Fundamentals of Market Investing by Adam J. McKee

Business Cycles

In life, we often do not want what we need.  Young investors should pray daily for protracted, devastating bear markets where their early contributions can have terrific gains when the market moves back up.  Older investors pray daily that markets will rise and keep rising so that their nest eggs remain healthy.  The truth is that both will be accommodated.  Bull markets happen, and so do bear markets.  Never forget that the long-term trend since the inception of modern markets has been upward.  For this reason, it is always more dangerous to be out of the market than in it.

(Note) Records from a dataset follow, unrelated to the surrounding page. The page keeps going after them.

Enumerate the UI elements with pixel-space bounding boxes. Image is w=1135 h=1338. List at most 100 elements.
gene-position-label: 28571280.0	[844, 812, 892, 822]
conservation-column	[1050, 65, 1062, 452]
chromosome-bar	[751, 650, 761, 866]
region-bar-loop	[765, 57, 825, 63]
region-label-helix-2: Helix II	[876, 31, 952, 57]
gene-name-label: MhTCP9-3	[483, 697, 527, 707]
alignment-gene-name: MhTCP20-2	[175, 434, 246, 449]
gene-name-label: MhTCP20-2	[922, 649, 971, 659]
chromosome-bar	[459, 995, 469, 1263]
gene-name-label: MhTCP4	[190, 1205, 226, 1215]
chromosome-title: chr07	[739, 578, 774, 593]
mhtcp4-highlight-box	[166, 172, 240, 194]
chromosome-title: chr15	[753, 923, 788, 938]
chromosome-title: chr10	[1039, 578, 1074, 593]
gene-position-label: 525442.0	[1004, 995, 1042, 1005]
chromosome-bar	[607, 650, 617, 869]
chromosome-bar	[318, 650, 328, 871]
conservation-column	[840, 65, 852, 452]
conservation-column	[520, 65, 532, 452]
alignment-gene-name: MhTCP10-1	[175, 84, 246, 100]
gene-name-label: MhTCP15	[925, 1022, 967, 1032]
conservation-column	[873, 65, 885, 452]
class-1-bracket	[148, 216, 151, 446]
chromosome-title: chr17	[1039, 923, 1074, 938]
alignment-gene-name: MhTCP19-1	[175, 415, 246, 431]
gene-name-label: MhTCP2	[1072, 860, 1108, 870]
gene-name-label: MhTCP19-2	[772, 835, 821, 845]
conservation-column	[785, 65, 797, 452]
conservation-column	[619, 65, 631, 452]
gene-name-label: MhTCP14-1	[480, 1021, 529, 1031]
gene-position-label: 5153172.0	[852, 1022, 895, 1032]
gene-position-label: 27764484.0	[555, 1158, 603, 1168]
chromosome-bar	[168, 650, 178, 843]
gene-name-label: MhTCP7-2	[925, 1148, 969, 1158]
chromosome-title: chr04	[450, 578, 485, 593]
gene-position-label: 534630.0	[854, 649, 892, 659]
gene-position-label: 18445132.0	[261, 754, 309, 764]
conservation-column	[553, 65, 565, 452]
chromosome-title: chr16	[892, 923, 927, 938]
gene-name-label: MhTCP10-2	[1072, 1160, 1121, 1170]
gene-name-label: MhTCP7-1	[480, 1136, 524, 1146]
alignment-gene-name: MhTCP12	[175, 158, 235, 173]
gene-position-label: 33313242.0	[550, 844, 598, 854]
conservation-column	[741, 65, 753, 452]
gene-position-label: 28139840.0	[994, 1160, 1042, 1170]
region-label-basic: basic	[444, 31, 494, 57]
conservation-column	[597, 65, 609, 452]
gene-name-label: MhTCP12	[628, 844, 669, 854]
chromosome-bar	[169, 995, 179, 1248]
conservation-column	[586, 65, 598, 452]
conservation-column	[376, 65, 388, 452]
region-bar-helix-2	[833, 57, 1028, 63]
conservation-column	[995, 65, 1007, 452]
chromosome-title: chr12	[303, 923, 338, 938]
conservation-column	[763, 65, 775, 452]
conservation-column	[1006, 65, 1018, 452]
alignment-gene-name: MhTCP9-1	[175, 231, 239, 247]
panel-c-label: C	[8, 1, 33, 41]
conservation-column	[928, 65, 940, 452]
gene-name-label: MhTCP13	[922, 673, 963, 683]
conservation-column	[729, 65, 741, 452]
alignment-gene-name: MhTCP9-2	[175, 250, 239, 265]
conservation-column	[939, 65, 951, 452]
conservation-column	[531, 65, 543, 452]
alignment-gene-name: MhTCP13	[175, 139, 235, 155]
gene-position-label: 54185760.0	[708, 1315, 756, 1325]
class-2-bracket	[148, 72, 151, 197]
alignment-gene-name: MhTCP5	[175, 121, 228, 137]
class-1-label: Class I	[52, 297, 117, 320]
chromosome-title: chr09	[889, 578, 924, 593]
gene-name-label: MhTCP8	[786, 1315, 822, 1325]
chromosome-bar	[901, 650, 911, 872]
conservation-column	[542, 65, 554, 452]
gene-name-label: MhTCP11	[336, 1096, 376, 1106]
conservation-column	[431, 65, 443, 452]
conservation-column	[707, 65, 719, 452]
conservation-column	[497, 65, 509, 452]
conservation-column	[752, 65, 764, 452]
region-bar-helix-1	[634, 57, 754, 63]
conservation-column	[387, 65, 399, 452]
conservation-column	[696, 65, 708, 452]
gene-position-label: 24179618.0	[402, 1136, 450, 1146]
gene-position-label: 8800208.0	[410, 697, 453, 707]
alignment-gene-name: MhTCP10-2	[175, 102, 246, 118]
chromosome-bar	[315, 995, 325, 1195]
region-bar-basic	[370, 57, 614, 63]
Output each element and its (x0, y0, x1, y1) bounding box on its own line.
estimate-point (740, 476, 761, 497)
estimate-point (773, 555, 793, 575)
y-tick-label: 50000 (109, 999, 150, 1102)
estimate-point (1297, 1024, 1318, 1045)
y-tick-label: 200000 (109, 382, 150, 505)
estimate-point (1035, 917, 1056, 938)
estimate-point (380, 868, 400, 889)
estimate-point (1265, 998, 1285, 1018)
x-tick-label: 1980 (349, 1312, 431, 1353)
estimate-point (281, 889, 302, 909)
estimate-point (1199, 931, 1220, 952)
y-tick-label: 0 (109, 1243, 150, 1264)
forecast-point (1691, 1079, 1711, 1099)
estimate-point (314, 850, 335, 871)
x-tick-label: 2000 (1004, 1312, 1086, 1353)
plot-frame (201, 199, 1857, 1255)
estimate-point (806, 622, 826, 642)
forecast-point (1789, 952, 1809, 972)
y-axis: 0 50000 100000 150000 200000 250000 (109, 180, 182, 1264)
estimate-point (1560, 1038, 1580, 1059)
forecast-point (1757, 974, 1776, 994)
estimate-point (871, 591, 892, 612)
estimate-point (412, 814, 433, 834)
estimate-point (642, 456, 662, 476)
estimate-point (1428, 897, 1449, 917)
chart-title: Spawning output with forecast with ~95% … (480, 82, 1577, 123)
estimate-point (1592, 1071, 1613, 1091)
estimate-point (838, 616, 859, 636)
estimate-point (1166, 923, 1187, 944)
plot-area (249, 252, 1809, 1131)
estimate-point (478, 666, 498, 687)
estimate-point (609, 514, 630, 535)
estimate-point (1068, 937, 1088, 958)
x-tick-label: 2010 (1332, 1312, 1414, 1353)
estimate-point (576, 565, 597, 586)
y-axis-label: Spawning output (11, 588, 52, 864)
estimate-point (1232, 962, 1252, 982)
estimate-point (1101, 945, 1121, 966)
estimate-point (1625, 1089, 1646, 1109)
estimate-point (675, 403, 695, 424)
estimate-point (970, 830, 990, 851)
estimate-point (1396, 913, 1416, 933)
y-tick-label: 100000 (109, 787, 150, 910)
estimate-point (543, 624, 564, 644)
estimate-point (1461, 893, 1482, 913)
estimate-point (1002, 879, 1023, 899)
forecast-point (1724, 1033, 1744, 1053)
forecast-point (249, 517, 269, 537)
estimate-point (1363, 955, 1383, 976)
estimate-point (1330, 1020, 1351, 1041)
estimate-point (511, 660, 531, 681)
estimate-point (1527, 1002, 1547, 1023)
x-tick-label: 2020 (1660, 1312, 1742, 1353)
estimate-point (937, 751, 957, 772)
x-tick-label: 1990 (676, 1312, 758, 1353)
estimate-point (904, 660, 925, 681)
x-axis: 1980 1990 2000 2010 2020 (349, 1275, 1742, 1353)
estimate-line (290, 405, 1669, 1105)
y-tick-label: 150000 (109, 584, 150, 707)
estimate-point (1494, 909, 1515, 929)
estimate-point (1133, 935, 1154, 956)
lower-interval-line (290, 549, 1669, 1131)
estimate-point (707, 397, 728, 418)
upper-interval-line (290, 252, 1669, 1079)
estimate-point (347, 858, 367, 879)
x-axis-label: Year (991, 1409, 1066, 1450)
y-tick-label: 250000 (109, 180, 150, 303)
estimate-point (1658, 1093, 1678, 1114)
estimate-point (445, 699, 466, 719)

The business cycle is the recurring pattern of expansion, contraction, and recovery in the economy.  In basic terms, the business cycle is measured and tracked in terms of GDP and unemployment–GDP rises and unemployment shrinks during expansion phases, while reversing in periods of recession.  Wherever one starts in the cycle, the economy is observed to go through four periods–expansion, peak, contraction, and trough.

Business cycles, then, are the “ups and downs” in economic activity, defined in terms of periods of expansion (growth) or recession (decline).  During expansions, the economy, measured by indicators like jobs, production, and sales, is growing (in real terms, after excluding the effects of inflation).  Recessions are periods when the economy is shrinking or contracting.